Keller swallowed hard, remembering. Ahmed had been told to kill American soldiers. That was his mission. He’d meant to be brave and courageous. He’d meant to die a martyr’s death to honor his parents. But he’d hesitated…

In the end, it all came down to the law of the jungle, kill or be killed.

There’d been no other choice. Not for Ahmed.

Not for Keller. The kid was armed, twitchy, and dangerous.

There wasn’t time to talk him out of his death wish.

It was either him or Keller’s men. So, Keller granted the wish.

Ended the threat. Saved his men. Became a hero.

Yeah, right. Killing a kid with a gun was the worst kind of hero to be.

But that was also when Keller discovered just how different he was.

That no matter how he tried, he would forever share the last few moments of his target’s terror, especially good kids or men like Ahmed.

Which was why Keller had hidden his so-called talent for years.

Didn’t want it now. A fat lot of good empathy did in a world gone batshit crazy, when a man had to kill a kid.

Keller shot Isaiah a look from the corner of his eye. “I’m not mad at you.” Which clearly targeted Tucker, but so what? Most of the world couldn’t handle Tucker’s brash, in-your-face, Navy SEAL ego.

“You just don’t want to be here. I get it.

You think we’re a bunch of freaks, and you don’t want the stink rubbing off on you,” Tucker stated as undiplomatically as ever.

He tipped back in his swivel chair, his elbows on the armrest, his long legs stretched forward for balance, and his fingers steepled beneath his big, square chin.

Always the predator, his dark brown stare beneath intense thick brows seemed to see right through Keller.

He squared his shoulders and anted up. “What the fuck do you want me to do?”

Tucker opened his mouth, but Isaiah interrupted with, “Talk to her, Keller. That’s all. Just go see her and learn what you can from her. If she’s the real deal, you’ll know the moment you shake her hand. If she’ll let you. She may not. Psychics are funny about touch.”

Yeah, whatever. Keller’s need to get away from Tucker was growing stronger. “You got a name and address?”

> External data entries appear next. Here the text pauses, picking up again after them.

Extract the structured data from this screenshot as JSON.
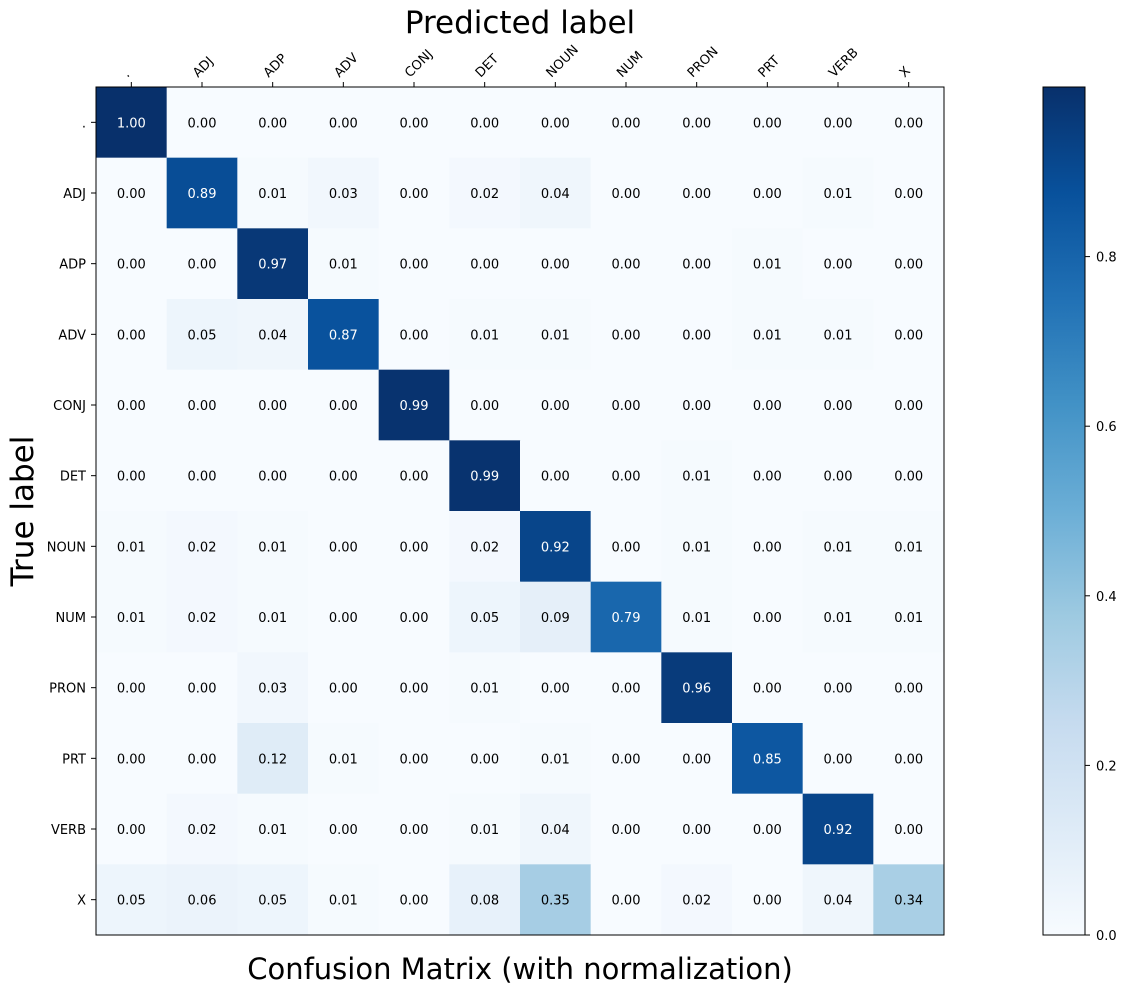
{
  "chart_data": {
    "type": "heatmap",
    "title": "Confusion Matrix (with normalization)",
    "xlabel": "Predicted label",
    "ylabel": "True label",
    "x_categories": [
      ".",
      "ADJ",
      "ADP",
      "ADV",
      "CONJ",
      "DET",
      "NOUN",
      "NUM",
      "PRON",
      "PRT",
      "VERB",
      "X"
    ],
    "y_categories": [
      ".",
      "ADJ",
      "ADP",
      "ADV",
      "CONJ",
      "DET",
      "NOUN",
      "NUM",
      "PRON",
      "PRT",
      "VERB",
      "X"
    ],
    "values": [
      [
        1.0,
        0.0,
        0.0,
        0.0,
        0.0,
        0.0,
        0.0,
        0.0,
        0.0,
        0.0,
        0.0,
        0.0
      ],
      [
        0.0,
        0.89,
        0.01,
        0.03,
        0.0,
        0.02,
        0.04,
        0.0,
        0.0,
        0.0,
        0.01,
        0.0
      ],
      [
        0.0,
        0.0,
        0.97,
        0.01,
        0.0,
        0.0,
        0.0,
        0.0,
        0.0,
        0.01,
        0.0,
        0.0
      ],
      [
        0.0,
        0.05,
        0.04,
        0.87,
        0.0,
        0.01,
        0.01,
        0.0,
        0.0,
        0.01,
        0.01,
        0.0
      ],
      [
        0.0,
        0.0,
        0.0,
        0.0,
        0.99,
        0.0,
        0.0,
        0.0,
        0.0,
        0.0,
        0.0,
        0.0
      ],
      [
        0.0,
        0.0,
        0.0,
        0.0,
        0.0,
        0.99,
        0.0,
        0.0,
        0.01,
        0.0,
        0.0,
        0.0
      ],
      [
        0.01,
        0.02,
        0.01,
        0.0,
        0.0,
        0.02,
        0.92,
        0.0,
        0.01,
        0.0,
        0.01,
        0.01
      ],
      [
        0.01,
        0.02,
        0.01,
        0.0,
        0.0,
        0.05,
        0.09,
        0.79,
        0.01,
        0.0,
        0.01,
        0.01
      ],
      [
        0.0,
        0.0,
        0.03,
        0.0,
        0.0,
        0.01,
        0.0,
        0.0,
        0.96,
        0.0,
        0.0,
        0.0
      ],
      [
        0.0,
        0.0,
        0.12,
        0.01,
        0.0,
        0.0,
        0.01,
        0.0,
        0.0,
        0.85,
        0.0,
        0.0
      ],
      [
        0.0,
        0.02,
        0.01,
        0.0,
        0.0,
        0.01,
        0.04,
        0.0,
        0.0,
        0.0,
        0.92,
        0.0
      ],
      [
        0.05,
        0.06,
        0.05,
        0.01,
        0.0,
        0.08,
        0.35,
        0.0,
        0.02,
        0.0,
        0.04,
        0.34
      ]
    ],
    "value_format": "0.00",
    "colormap": "Blues",
    "color_scale": {
      "low_color": "#f7fbff",
      "high_color": "#08306b"
    },
    "colorbar": {
      "range": [
        0.0,
        1.0
      ],
      "ticks": [
        0.0,
        0.2,
        0.4,
        0.6,
        0.8
      ],
      "tick_labels": [
        "0.0",
        "0.2",
        "0.4",
        "0.6",
        "0.8"
      ]
    },
    "x_axis_position": "top",
    "grid": false
  }
}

“I’ll text you what you’ll need, only—” Tucker rolled forward and stuck his elbows on his desk. The vein that ran across his forehead when he lost his temper bulged thick and dark and tense.

“Only what?” Keller asked, impatient to be gone.

“Only I need you gone now. Grab your go-bag. It’s late, but I’ve got a pilot on standby. He’ll get you there by morning. Call when you touch down, the moment you make first contact. She lives east of New Orleans. I want hourly Sit Reps. I need to know what you know, as soon as you talk with her.”

Who’d ever heard of hourly situation reports? “Why the rush?”

“Because I’m dying,” Isaiah murmured from the darkness swelling around him. “And you’re going to save me, Keller.”